Its goal is to identify ways to make the reserve station stronger and better able to be assigned missions into the future and avoid the next round of base closings. YARS is the Mahoning Valley’s third-largest employer, with nearly 1,900 people assigned there.
In the area of anti-terrorism, the study says “current world conditions” make it necessary for military installations to meet more restrictive standards, such as moving utilities to a more centralized location on the base and enhanced security protocols between the station, Trumbull County and Vienna Township “to ensure a comprehensive and coordinated security and safety response.”
It says there is a need for greater coordination of communications among emergency management in surrounding communities and the station. For example, the use of multiple radio frequencies can reduce the effectiveness of those communications.
Based on remarks offered by citizens at a February meeting and from Vienna Township Trustee Phil Pegg, the most significant impact of the study will be changes in Vienna.

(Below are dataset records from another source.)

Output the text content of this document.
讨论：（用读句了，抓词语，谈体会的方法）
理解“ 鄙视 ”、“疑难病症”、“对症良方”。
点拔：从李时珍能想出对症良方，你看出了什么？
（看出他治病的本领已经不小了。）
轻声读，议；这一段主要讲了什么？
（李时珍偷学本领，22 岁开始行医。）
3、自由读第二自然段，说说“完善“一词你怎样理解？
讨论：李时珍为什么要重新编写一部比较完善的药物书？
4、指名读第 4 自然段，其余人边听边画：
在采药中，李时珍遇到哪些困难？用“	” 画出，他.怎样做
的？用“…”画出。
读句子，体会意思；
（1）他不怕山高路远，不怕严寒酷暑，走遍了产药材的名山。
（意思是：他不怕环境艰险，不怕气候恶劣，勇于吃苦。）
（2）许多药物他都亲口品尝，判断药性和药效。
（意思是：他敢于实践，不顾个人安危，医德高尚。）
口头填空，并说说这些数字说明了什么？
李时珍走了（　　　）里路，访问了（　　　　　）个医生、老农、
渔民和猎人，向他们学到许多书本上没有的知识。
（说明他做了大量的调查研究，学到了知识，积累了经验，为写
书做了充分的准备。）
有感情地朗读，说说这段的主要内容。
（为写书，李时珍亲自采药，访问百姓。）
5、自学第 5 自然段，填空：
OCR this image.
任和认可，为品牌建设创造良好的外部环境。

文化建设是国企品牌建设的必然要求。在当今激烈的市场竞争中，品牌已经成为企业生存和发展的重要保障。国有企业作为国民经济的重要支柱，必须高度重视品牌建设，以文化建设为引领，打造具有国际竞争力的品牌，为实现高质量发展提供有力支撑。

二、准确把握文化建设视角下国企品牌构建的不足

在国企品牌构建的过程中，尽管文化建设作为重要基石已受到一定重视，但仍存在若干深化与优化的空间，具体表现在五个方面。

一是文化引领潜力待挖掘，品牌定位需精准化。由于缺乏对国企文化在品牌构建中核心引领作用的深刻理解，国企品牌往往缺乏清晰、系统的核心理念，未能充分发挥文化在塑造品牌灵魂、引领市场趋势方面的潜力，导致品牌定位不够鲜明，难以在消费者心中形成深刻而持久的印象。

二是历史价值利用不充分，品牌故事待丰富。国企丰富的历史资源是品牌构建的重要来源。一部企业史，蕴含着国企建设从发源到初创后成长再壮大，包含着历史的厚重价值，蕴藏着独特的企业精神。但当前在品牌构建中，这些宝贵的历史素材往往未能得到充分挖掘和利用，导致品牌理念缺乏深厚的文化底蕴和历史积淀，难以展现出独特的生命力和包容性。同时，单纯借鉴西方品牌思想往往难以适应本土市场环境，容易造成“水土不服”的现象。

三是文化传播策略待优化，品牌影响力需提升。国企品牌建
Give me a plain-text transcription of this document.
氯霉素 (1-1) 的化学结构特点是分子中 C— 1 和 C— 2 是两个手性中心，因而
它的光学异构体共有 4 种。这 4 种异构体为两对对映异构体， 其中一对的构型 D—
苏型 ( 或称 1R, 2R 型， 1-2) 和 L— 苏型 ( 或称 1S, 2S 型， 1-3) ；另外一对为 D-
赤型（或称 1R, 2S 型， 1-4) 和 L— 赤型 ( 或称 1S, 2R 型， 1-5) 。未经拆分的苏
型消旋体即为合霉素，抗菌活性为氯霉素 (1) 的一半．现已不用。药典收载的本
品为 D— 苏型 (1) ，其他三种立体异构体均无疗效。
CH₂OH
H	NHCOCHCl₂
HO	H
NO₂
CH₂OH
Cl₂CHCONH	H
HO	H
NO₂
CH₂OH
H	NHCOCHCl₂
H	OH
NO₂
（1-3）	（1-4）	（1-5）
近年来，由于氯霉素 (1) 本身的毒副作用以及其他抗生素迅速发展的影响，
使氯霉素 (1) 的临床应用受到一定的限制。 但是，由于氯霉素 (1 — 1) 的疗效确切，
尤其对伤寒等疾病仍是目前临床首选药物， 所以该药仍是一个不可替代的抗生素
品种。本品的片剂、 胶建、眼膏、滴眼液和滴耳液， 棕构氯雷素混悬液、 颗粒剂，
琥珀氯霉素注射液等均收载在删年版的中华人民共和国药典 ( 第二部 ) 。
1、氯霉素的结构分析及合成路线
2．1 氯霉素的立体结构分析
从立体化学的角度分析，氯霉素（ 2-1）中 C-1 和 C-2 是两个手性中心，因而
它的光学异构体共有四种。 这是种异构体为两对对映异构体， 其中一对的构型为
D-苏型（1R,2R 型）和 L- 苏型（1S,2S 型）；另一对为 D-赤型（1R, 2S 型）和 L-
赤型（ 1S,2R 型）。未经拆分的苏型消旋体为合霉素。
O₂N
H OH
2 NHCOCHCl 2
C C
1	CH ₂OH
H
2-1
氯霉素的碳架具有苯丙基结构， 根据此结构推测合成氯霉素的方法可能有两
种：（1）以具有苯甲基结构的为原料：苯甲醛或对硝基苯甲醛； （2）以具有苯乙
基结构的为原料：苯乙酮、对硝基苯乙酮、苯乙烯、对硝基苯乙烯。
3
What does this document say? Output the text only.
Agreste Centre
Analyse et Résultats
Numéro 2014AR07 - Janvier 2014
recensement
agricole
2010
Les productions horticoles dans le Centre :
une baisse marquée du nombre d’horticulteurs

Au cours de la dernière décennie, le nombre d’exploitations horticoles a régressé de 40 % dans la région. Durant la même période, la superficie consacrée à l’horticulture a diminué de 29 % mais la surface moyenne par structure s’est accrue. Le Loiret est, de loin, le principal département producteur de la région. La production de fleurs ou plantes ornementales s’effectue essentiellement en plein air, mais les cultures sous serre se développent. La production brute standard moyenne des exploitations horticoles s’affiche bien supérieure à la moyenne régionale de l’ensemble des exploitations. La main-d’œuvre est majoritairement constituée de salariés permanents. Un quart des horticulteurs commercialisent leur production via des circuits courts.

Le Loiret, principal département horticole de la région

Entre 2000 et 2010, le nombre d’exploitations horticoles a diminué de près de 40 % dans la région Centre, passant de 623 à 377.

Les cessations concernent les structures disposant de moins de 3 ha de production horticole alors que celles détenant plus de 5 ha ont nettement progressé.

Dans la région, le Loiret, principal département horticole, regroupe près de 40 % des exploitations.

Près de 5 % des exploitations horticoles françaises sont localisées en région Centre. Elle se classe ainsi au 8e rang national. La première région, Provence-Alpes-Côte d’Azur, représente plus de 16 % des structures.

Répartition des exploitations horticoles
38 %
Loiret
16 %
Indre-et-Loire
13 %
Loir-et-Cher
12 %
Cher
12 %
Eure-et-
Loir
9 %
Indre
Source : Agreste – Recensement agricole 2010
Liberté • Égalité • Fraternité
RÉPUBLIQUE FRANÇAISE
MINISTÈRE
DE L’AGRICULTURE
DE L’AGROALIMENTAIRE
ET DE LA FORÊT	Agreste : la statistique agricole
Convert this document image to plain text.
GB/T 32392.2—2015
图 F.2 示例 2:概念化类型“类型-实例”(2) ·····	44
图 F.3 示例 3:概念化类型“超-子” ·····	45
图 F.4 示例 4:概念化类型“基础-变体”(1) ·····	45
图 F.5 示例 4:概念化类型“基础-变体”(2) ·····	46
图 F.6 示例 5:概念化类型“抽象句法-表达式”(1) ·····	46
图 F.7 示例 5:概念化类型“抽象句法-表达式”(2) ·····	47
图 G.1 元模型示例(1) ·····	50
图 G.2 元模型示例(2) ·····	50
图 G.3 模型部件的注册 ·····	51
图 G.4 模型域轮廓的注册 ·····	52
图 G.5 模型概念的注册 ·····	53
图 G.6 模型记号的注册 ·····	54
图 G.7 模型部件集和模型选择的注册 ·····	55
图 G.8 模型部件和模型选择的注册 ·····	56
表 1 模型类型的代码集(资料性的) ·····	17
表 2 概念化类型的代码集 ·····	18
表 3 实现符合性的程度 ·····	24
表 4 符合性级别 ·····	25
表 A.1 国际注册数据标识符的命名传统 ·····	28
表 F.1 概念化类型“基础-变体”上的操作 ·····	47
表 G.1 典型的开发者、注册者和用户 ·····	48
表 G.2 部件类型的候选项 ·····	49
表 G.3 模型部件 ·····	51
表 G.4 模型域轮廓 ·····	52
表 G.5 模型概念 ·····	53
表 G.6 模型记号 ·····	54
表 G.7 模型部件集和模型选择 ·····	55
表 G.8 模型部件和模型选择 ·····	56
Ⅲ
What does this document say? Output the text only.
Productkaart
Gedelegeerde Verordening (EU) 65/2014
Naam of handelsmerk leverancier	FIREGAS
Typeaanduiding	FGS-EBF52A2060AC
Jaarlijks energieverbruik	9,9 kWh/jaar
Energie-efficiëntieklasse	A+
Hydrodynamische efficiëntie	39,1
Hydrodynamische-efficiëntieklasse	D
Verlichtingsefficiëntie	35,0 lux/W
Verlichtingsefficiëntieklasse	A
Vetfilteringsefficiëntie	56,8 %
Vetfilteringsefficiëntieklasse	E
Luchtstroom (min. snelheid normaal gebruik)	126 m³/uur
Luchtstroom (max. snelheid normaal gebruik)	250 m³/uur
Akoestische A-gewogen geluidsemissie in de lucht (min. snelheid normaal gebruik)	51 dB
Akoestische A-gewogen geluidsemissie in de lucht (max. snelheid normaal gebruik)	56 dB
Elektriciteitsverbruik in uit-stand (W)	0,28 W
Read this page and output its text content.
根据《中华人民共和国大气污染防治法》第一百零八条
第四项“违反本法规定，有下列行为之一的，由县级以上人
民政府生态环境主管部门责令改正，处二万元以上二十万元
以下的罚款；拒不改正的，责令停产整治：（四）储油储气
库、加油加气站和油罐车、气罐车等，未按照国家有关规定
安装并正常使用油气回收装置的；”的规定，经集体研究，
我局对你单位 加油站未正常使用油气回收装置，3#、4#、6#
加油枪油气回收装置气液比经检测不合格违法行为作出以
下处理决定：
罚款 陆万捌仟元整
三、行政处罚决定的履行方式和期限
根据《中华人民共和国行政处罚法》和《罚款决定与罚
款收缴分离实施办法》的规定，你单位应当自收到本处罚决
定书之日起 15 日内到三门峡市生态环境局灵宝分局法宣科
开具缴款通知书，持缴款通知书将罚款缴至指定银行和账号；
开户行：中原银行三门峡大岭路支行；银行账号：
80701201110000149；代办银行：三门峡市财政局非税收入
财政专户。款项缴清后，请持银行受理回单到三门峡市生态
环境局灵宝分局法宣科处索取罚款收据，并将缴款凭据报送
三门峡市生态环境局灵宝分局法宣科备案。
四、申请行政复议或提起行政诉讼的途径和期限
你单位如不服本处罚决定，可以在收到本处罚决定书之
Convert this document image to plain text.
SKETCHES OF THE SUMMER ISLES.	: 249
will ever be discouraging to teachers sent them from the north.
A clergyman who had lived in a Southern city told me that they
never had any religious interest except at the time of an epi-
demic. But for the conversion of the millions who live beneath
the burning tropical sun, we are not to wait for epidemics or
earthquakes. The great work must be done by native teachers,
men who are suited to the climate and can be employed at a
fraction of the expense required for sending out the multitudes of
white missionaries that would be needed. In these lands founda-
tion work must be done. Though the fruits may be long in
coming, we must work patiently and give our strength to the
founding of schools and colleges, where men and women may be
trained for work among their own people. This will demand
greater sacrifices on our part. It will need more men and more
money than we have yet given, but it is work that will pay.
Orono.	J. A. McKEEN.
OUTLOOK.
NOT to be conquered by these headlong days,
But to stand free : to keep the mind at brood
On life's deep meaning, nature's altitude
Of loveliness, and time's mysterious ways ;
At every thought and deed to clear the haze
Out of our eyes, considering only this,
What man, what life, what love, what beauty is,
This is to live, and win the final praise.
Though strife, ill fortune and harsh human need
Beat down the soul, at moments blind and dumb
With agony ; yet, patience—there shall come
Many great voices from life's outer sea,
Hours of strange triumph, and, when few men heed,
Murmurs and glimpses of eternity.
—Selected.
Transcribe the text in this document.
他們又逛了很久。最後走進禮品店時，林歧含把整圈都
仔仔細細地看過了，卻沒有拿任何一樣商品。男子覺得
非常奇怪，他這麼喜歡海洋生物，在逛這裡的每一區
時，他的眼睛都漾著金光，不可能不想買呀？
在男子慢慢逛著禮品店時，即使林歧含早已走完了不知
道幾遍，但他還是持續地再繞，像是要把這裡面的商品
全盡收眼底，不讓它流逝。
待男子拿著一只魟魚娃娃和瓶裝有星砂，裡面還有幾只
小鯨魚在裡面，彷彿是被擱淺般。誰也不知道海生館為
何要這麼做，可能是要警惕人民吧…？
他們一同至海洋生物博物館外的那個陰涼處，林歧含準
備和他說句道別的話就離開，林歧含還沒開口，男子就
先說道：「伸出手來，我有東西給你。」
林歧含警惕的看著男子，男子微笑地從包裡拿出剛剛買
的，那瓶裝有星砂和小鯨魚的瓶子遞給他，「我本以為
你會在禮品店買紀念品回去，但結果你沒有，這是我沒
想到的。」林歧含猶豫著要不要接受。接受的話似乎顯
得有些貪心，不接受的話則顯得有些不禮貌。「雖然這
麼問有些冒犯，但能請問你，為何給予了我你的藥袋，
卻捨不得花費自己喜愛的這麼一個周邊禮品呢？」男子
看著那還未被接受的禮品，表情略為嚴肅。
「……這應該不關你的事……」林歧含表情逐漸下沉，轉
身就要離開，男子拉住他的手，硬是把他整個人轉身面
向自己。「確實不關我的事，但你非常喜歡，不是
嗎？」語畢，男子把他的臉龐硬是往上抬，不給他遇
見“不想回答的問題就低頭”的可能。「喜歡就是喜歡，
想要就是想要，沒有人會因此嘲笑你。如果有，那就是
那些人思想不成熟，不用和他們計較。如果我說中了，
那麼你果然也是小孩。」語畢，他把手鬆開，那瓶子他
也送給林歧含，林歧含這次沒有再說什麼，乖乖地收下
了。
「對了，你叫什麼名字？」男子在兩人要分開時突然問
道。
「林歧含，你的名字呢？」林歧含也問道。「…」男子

At a meeting, a woman criticized language suggesting that Mathews High School should be relocated out of a flight path to a location near state Route 11 to the south.
Pegg said Thursday other implications of the plan not overtly stated in the draft report is that U.S. Department of Defense guidelines for population density near the station would prevent churches or parks, for example, from being developed along state Route 193 from King Graves Road south 1.75 miles.
Based on what the township already knows about the study’s implications, the township has already asked Trumbull County Prosecutor Dennis Watkins for a legal opinion on whether the township can place a moratorium on implementation of density-oriented limitations on the township until the township completes its comprehensive plan and zoning changes.
Vito Abruzzino, executive director of the Eastern Ohio Military Affairs Commission, which formed several years ago to help preserve the station’s mission, said the DOD cannot force a community to make any changes, but the study will educate everyone on what types of restrictions or development around the facility the DOD prefers.
It’s up to the community to decide whether to meet those needs. Just having a JLUS report is a leg up on other military facilities because now the military will know what is here and what is not, Abruzzino said. The only other Ohio military facility to have one is in the Dayton area, and it is decades old, he said.
To read the study, visit www.yarsjlus.com.
It says land-use plans in area jurisdictions can be an effective tool for preventing or resolving land-use compatibility issues.
The report says there are concerns about the effect on the station of the loss of commercial air service.
Because the airport receives funding for operations and improvements to the airport from the Federal Aviation Administration, “any reduction in funding that could impact airport operations could have a potential impact on the” station, it says.